Most of the time, that’s how parenting goes. We talk and there’s no sign that anyone is listening. Kids nod and say, “Yup”—but really, we don’t know if we are making an impact. This week, eight years after the swim test, Casey helped me see that I am indeed giving her more than just a ride to practice and a hot meal after.

A few years ago, Casey was dress coded in middle school. Frustrated at the objectification of girls’ bodies I wrote a letter to the principal, and it went viral. Since then, we have had many conversations about dress code. The emerging #MeToo movement added an additional discussion point on the situation. This year the dress code was drastically altered in our district, allowing kids to wear just about anything.
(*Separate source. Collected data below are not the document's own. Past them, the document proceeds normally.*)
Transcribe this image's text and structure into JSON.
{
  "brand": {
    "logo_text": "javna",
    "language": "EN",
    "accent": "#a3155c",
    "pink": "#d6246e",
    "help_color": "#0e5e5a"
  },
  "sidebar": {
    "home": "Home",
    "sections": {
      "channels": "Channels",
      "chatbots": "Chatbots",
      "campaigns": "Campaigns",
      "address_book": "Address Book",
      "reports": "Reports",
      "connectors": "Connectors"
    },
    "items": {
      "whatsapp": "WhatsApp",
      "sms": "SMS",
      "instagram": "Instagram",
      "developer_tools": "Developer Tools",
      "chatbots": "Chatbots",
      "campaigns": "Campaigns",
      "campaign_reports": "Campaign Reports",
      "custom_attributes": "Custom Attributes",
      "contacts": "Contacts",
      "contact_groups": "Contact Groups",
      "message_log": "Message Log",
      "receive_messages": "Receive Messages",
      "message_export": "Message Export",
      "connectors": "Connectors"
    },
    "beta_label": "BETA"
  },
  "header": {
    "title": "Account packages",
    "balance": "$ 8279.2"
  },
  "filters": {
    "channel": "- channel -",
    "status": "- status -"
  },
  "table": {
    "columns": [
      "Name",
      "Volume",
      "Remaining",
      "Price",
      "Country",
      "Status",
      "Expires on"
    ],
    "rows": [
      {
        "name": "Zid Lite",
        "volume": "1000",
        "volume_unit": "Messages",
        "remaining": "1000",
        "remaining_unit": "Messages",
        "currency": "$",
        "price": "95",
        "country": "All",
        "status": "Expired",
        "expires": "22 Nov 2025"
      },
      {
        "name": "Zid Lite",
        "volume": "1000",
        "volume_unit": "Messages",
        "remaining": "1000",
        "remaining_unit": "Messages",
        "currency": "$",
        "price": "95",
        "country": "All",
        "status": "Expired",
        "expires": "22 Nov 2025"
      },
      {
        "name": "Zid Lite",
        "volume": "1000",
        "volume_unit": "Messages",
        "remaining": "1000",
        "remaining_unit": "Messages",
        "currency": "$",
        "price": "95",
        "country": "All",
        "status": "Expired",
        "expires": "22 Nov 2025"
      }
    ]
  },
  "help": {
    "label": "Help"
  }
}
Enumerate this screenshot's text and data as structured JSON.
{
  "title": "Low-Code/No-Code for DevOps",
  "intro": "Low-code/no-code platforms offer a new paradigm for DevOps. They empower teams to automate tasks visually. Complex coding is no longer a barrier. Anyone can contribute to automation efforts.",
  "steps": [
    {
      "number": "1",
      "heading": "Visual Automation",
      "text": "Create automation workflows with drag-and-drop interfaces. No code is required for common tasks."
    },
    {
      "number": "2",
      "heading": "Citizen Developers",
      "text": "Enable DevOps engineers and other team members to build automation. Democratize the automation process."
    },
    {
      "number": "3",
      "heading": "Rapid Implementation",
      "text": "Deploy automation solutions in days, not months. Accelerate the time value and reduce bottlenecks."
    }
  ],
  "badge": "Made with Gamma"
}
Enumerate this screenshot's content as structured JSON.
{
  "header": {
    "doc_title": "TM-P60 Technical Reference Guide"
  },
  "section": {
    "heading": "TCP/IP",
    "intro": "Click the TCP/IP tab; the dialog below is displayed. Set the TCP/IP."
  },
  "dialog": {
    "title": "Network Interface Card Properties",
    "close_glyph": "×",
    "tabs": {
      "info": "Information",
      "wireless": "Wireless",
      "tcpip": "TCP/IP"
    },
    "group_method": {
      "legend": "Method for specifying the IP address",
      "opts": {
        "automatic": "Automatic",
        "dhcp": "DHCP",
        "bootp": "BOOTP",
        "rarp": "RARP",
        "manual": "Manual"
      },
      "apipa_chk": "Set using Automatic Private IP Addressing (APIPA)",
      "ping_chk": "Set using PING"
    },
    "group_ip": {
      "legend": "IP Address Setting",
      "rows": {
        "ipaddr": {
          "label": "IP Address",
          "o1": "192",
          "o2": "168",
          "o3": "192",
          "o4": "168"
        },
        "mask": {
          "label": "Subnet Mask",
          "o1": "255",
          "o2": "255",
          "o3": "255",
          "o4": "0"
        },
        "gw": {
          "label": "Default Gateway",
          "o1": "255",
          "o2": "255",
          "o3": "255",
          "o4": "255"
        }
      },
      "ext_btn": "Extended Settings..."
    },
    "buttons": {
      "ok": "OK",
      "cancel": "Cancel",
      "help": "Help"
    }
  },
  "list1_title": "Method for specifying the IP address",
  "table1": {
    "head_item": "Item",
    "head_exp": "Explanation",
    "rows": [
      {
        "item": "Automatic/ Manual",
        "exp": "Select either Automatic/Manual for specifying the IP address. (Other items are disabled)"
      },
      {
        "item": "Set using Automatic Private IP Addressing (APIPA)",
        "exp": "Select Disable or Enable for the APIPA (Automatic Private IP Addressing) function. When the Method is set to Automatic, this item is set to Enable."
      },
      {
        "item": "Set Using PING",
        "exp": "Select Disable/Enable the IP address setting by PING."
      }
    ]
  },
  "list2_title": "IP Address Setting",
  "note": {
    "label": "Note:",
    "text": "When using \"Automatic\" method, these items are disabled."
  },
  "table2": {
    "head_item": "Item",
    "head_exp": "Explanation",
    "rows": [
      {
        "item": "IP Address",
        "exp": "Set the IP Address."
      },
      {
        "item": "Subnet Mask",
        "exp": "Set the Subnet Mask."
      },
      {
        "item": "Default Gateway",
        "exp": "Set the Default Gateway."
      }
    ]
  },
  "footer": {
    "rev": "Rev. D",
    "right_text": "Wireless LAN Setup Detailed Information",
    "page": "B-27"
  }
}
Administrators were explicitly told in the written policy that they are no longer allowed to “accuse students of ‘distracting’ other students with their clothing.”

So it was quite a surprise to Casey when at a back-to-school assembly, the new vice principal announced tight clothing would not be allowed because it could be distracting. Without a moment of pause, Casey raised her hand and asked, “Can you explain what about tight clothing is distracting?” Turns out the VP wasn’t quite ready for this question, and he replied with a rambling tangent. Casey raced into the house after school to tell me about the assembly. She was beaming with pride that she pushed back about the distracting comment. And then I was beaming. As parents we worry constantly about making all the right decisions regarding our kids. Mostly we worry about the minutia —Is this teacher a good fit? Will my kid make the water polo team? Why wasn’t my child invited to the birthday party? Solving those issues are all important. But it’s really a much bigger, broader question that looms. Namely—Will our kids be alright?

When I used to teach a social work ethics class I told my students that ethics was putting our values into action. Our values are what we stand for, even when it’s hard and maybe not convenient. When confronted with an issue that affects her and all her friends, Casey stood up and used her voice. I had talked, and she was listening. I could not have been more proud.